Energy stocks were the day’s biggest stars after the price of oil touched its highest price in more than three years. Benchmark U.S. crude rose 23 cents to settle at $63.80 a barrel; earlier in the day, they climbed as high as $64.77. Brent crude, the international standard, rose 6 cents to $69.26 a barrel.

That helped drive energy stocks in the S&P 500 to a 2% gain, the largest among the 11 sectors that make up the index. They’re at their highest level since the end of 2016.

Anadarko Petroleum had one of the biggest gains in the index, jumping 5.6% to $58.50.

The stock market has repeatedly shrugged off concerns through its placid ride to record highs. Whether investors are worried about a future pickup in rates or about how stocks have become more expensive than usual, any dip for the market over the last year has been shallow and short.

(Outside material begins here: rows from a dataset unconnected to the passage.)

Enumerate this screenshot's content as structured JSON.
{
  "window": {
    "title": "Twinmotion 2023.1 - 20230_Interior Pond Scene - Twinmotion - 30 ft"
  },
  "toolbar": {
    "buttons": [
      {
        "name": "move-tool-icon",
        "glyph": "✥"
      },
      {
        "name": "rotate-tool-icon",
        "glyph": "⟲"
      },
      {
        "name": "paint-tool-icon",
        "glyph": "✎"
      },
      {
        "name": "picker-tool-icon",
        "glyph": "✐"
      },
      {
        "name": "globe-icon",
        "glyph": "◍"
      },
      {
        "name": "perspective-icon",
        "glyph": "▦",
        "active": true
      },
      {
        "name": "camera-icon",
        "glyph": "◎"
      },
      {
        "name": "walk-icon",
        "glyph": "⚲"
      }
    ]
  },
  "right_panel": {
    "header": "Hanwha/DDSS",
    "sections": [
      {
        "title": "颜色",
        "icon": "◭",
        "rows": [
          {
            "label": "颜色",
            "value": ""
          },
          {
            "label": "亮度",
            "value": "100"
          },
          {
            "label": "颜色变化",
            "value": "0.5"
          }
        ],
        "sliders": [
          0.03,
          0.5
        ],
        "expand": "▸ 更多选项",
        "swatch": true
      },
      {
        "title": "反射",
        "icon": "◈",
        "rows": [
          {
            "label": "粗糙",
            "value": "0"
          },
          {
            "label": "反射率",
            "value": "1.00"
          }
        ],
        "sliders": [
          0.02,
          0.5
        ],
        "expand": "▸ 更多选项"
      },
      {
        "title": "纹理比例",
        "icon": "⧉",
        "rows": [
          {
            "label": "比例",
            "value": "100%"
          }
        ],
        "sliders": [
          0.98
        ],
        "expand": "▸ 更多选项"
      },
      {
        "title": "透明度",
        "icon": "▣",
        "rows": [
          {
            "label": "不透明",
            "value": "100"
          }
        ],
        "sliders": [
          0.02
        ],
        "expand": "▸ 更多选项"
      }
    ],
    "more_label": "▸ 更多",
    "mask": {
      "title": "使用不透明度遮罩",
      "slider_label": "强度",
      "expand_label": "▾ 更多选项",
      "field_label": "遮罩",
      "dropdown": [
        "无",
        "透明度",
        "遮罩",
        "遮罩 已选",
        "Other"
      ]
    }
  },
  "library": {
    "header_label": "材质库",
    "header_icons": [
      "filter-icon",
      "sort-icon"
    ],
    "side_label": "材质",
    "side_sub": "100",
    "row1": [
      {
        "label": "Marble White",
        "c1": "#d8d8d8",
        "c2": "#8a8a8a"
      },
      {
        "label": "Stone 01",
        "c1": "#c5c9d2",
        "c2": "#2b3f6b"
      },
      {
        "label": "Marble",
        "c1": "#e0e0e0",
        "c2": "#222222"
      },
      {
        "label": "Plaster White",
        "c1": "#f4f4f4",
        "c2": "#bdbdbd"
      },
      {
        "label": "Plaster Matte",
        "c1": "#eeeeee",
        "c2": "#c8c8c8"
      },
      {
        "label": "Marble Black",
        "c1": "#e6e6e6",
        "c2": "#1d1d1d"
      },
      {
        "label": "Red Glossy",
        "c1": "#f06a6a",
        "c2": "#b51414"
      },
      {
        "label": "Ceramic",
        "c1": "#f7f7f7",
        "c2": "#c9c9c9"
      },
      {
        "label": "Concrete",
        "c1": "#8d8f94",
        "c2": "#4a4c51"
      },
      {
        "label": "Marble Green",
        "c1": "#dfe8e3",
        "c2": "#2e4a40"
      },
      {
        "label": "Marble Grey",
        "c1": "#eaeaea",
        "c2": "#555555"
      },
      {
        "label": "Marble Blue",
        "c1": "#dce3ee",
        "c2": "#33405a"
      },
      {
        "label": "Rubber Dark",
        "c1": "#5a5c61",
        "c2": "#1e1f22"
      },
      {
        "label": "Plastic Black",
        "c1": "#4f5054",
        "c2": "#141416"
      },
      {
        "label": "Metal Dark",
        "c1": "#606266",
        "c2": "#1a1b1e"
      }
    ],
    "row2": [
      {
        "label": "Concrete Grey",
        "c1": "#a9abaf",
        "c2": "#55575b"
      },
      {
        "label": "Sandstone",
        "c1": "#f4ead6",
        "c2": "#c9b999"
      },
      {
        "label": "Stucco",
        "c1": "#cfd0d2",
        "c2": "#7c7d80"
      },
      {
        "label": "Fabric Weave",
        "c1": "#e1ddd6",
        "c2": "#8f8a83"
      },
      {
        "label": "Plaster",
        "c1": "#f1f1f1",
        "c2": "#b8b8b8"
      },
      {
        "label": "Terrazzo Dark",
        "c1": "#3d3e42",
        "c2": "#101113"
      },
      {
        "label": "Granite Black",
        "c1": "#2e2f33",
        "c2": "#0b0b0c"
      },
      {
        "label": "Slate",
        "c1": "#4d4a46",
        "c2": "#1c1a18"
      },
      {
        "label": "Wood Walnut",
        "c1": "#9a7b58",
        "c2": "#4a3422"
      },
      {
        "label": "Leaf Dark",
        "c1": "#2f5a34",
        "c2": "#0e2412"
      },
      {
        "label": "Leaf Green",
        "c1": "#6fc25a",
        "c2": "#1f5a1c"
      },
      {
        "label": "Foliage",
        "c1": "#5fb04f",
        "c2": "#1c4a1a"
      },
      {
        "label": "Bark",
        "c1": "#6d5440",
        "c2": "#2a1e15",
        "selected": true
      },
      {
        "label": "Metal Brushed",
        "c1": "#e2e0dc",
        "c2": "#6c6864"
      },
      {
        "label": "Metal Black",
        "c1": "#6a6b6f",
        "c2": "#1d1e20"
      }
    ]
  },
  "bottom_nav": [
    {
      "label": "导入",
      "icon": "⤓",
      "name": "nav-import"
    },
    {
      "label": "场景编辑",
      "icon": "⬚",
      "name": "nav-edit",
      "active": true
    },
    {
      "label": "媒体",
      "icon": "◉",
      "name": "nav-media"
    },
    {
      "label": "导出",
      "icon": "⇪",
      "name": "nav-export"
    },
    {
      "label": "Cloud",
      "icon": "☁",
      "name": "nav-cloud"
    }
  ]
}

That’s rewarded investors who have repeatedly “bought the dip” and seen every wobble in prices as a buying opportunity. The next test for the market may arrive in coming weeks as companies report their profits from the last three months of 2017.

Businesses will need to produce strong growth to justify the gains their stocks have made. Expectations are also high that chief executives will unveil encouraging profit forecasts for 2018 after Washington cut their income-tax rates.

KB Home leaped 12.3% to $38.58 on Thursday after the Los Angeles homebuilder posted a bigger profit and better sales than analysts expected.

The dollar slipped to 111.09 yen from 111.35 yen. The euro rose to $1.2036 from $1.1957. The British pound rose to $1.3536 from $1.3509.


In the commodities markets, gold rose $3.20 to settle at $1,322.50 an ounce. Silver fell 7 cents to $16.97 an ounce. Copper rose 2 cents to $3.23 a pound.

Natural gas rose 18 cents to settle at $3.08 per 1,000 cubic feet. Heating oil was nearly flat at $2.08 a gallon. Wholesale gasoline was steady at $1.84 a gallon.

In markets abroad, Japan’s Nikkei 225 fell 0.3%, South Korea’s Kospi retreated 0.5%, and Hong Kong’s Hang Seng index edged up 0.2%.

Britain’s FTSE 100 rose 0.2%. France’s CAC 40 was down 0.3%. Germany’s DAX slid 0.6%.



3:10 p.m.: This article was updated with closing prices, context and analyst comment.